Lino. Guía definitiva.

“La vida de cada hombre es un camino hacia sí mismo”; Hermann Hesse (1877-1962), escritor alemán.

      El lino es al verano lo que los tweed para el frío. Ambos tejidos, relajados y distinguidos, son utilizados por aquellos que mejor conocen el paño.

      Esta tela agradece la sencillez y poca tensión en la combinación de sus hilos para hacerlo más fresco.

      Entre las principales características del lino están:

– Es muy transpirable, absorbe la sudoración y se seca rápidamente.

– La fibra vegetal de la que proviene es dura y resistente. Larga (hasta un metro de longitud) y de grosor (unas 15 micras) las prendas confeccionadas con este hilo se desgastan menos que la lana o el algodón. Es decir, resulta mucho más difícil -por ejemplo- que aparezcan bolsas en las rodillas o rozaduras en los codos.
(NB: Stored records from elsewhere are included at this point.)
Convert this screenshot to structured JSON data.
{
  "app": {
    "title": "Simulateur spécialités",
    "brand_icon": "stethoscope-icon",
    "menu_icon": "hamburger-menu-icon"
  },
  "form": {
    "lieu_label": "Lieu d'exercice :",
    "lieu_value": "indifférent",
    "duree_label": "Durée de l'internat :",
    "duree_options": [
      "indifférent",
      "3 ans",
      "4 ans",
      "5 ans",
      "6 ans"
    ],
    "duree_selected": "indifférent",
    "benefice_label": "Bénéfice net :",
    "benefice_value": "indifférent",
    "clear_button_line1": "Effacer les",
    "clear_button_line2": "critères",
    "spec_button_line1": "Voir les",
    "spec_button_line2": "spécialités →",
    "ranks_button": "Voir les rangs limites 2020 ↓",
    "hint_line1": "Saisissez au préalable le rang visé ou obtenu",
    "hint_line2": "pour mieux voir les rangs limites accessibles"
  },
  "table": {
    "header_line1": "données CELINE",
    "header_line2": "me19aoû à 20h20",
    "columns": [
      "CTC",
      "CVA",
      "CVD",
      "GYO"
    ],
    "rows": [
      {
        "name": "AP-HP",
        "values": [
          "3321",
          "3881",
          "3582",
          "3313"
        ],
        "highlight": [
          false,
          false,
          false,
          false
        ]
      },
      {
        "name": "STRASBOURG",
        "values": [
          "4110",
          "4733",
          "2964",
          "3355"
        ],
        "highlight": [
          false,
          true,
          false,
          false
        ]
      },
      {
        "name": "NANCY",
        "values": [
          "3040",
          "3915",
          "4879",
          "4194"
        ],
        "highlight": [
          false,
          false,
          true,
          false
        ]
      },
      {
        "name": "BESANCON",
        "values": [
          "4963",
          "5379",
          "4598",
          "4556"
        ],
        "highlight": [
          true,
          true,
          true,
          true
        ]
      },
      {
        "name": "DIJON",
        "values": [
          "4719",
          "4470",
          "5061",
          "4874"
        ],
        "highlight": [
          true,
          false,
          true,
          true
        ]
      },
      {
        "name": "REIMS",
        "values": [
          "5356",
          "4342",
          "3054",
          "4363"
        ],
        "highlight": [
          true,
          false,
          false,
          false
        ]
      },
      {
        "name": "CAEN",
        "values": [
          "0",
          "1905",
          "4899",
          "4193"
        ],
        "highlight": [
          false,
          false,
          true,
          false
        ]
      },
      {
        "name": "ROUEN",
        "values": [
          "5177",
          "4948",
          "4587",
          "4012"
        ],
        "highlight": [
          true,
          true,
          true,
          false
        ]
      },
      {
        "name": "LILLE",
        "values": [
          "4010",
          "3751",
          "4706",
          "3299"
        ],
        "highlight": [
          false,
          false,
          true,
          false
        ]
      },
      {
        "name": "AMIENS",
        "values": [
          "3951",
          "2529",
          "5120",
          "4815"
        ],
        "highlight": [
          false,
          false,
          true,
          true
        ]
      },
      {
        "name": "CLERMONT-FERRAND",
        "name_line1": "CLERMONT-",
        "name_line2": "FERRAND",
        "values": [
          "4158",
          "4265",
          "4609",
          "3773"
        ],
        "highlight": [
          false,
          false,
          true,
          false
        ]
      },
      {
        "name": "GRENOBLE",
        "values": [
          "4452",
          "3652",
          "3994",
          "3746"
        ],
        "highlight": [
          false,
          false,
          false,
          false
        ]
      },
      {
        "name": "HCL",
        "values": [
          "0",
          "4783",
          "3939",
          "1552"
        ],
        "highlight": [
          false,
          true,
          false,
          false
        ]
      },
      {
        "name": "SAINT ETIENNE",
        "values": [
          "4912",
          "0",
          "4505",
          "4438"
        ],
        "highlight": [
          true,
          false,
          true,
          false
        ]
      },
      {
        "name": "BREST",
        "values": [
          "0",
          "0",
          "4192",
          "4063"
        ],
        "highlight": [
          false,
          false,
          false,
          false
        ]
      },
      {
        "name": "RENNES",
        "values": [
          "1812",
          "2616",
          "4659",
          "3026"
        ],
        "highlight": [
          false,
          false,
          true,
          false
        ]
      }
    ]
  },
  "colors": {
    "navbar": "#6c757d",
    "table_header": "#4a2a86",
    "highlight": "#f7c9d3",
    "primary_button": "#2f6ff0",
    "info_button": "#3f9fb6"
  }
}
– Es mas suave que el algodón, y quizá sea el tejido más terso al tacto tras la seda. Aunque, lógicamente, dependerá de las diferentes mezclas.

– El hilo de lino presenta irregularidades, de grosor y tono, que le confiere un aspecto casual muy atractivo.
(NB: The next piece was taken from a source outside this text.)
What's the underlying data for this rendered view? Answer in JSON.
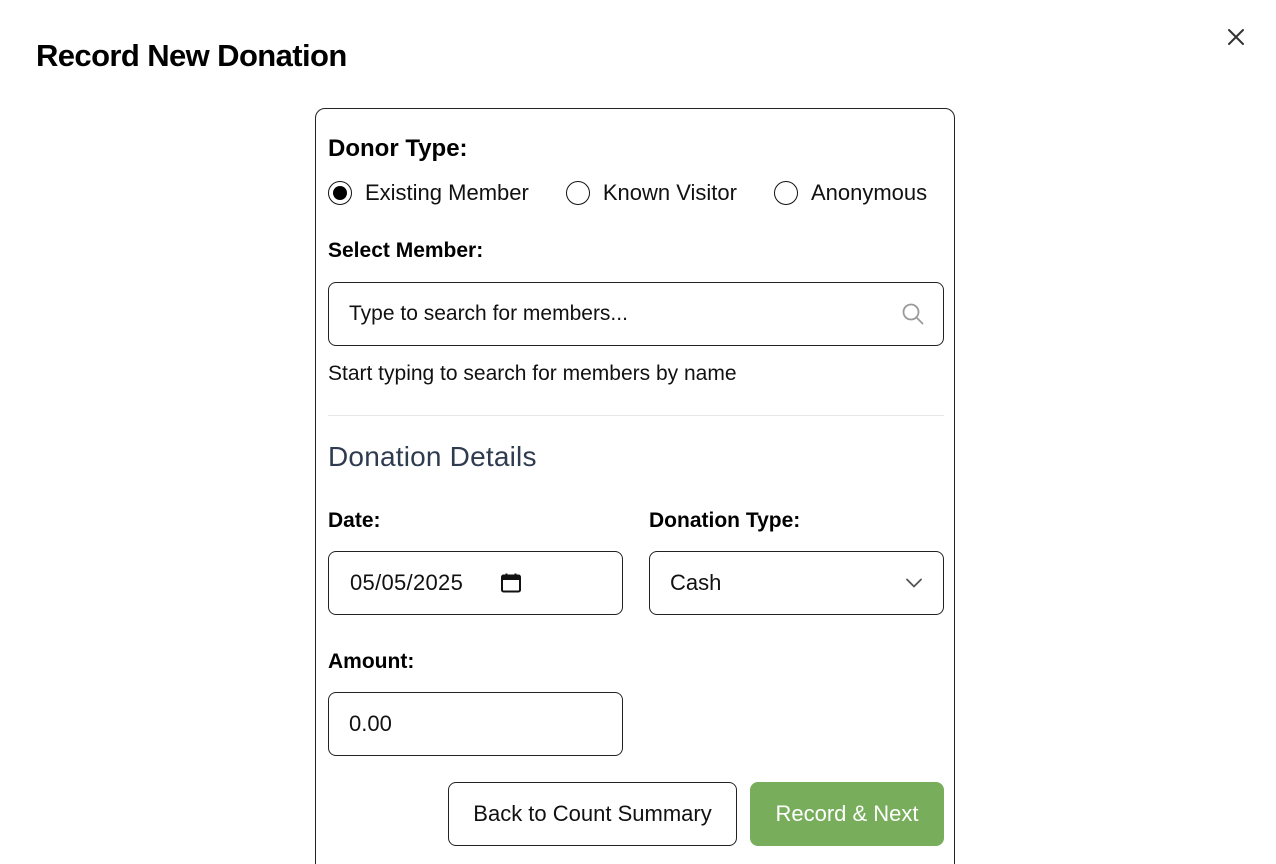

– Es ecologico, antibacteriano y refinado.

      Obviamente el mayor problema es que se arruga con facilidad. Cuestión que aminoran las mezclas o tratamientos superficiales con resinas. Otros puntos en su contra son el elevado precio y su falta de elasticidad.
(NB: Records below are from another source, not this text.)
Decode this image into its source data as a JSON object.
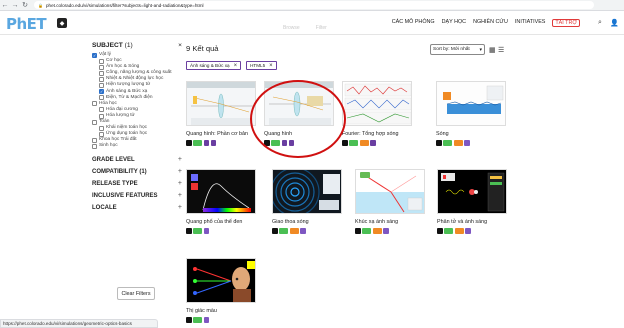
{
  "browser": {
    "url": "phet.colorado.edu/vi/simulations/filter?subjects=light-and-radiation&type=html"
  },
  "header": {
    "nav": [
      {
        "label": "CÁC MÔ PHỎNG"
      },
      {
        "label": "DẠY HỌC"
      },
      {
        "label": "NGHIÊN CỨU"
      },
      {
        "label": "INITIATIVES"
      }
    ],
    "donate": "TÀI TRỢ",
    "faded_tabs": [
      "Browse",
      "Filter"
    ]
  },
  "sidebar": {
    "subject_title": "SUBJECT",
    "subject_count": "(1)",
    "close_icon": "×",
    "tree": [
      {
        "label": "Vật lý",
        "level": 1,
        "checked": true
      },
      {
        "label": "Cơ học",
        "level": 2,
        "checked": false
      },
      {
        "label": "Âm học & Sóng",
        "level": 2,
        "checked": false
      },
      {
        "label": "Công, năng lượng & công suất",
        "level": 2,
        "checked": false
      },
      {
        "label": "Nhiệt & Nhiệt động lực học",
        "level": 2,
        "checked": false
      },
      {
        "label": "Hiện tượng lượng tử",
        "level": 2,
        "checked": false
      },
      {
        "label": "Ánh sáng & Bức xạ",
        "level": 2,
        "checked": true
      },
      {
        "label": "Điện, Từ & Mạch điện",
        "level": 2,
        "checked": false
      },
      {
        "label": "Hóa học",
        "level": 1,
        "checked": false
      },
      {
        "label": "Hóa đại cương",
        "level": 2,
        "checked": false
      },
      {
        "label": "Hóa lượng tử",
        "level": 2,
        "checked": false
      },
      {
        "label": "Toán",
        "level": 1,
        "checked": false
      },
      {
        "label": "Khái niệm toán học",
        "level": 2,
        "checked": false
      },
      {
        "label": "Ứng dụng toán học",
        "level": 2,
        "checked": false
      },
      {
        "label": "Khoa học Trái đất",
        "level": 1,
        "checked": false
      },
      {
        "label": "Sinh học",
        "level": 1,
        "checked": false
      }
    ],
    "sections": [
      {
        "label": "GRADE LEVEL"
      },
      {
        "label": "COMPATIBILITY (1)"
      },
      {
        "label": "RELEASE TYPE"
      },
      {
        "label": "INCLUSIVE FEATURES"
      },
      {
        "label": "LOCALE"
      }
    ],
    "clear_filters": "Clear Filters"
  },
  "results": {
    "count_label": "9 Kết quả",
    "sort_label": "Sort by: Mới nhất",
    "chips": [
      {
        "label": "Ánh sáng & Bức xạ"
      },
      {
        "label": "HTML5"
      }
    ],
    "cards": [
      {
        "title": "Quang hình: Phần cơ bản"
      },
      {
        "title": "Quang hình"
      },
      {
        "title": "Fourier: Tổng hợp sóng"
      },
      {
        "title": "Sóng"
      },
      {
        "title": "Quang phổ của thể đen"
      },
      {
        "title": "Giao thoa sóng"
      },
      {
        "title": "Khúc xạ ánh sáng"
      },
      {
        "title": "Phân tử và ánh sáng"
      },
      {
        "title": "Thị giác màu"
      }
    ]
  },
  "status_bar": {
    "url": "https://phet.colorado.edu/vi/simulations/geometric-optics-basics"
  },
  "colors": {
    "accent": "#2a6fc9",
    "chip_border": "#6b3fa0",
    "highlight_circle": "#d01010",
    "donate": "#e03a3a"
  }
}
      Una imagen estereotipada del típico colono, explotador y grueso, del trópico aprisionado dentro de su traje blanco sudando copiosamente y secándose la frente con un pañuelo se compensa con cortes y colores actualizados tales como: el verde oliva, el café solo, canela, blanco roto, arena, azul cielo o un cereal tostado.

      Normalmente las telas de lino se tejen sin dibujos, lisos, pues su tono natural ya le confiere un aspecto característico y exquisito. Sin embargo en la actualidad aparecen con variedad de motivos. Rayas y cuadros, dibujos como el príncipes de Galés o incluso más atrevidos como los madrás y tartán se encuentran entre la oferta.

      Entiendo que los fil a fil, tipo sargas u ojos de perdiz más discretos resultan los estampados más agradecidos.

      Su compañero ideal son las lanas frías, los algodones (seersucker) o las diferentes mezclas de seda.

      El peso de estos tejidos conocidos, por su tradicional uso, como ropa de cama suele oscilar entre los 225 gramos y 375 gramos por metro. Y curiosamente los más afamados son los irlandeses, coincidiendo en esto también con los tweed. Otras naciones famosas por su producción son Francia, Bélgica y los Países Bajos (amén de Rusia y China).

      Los lienzos más ligeros son propios para complementos (corbatas o pañuelos), polos, camisas e incluso chaquetas; reservando los más pesados para trajes y pantalones que siempre necesitan mayor consistencia.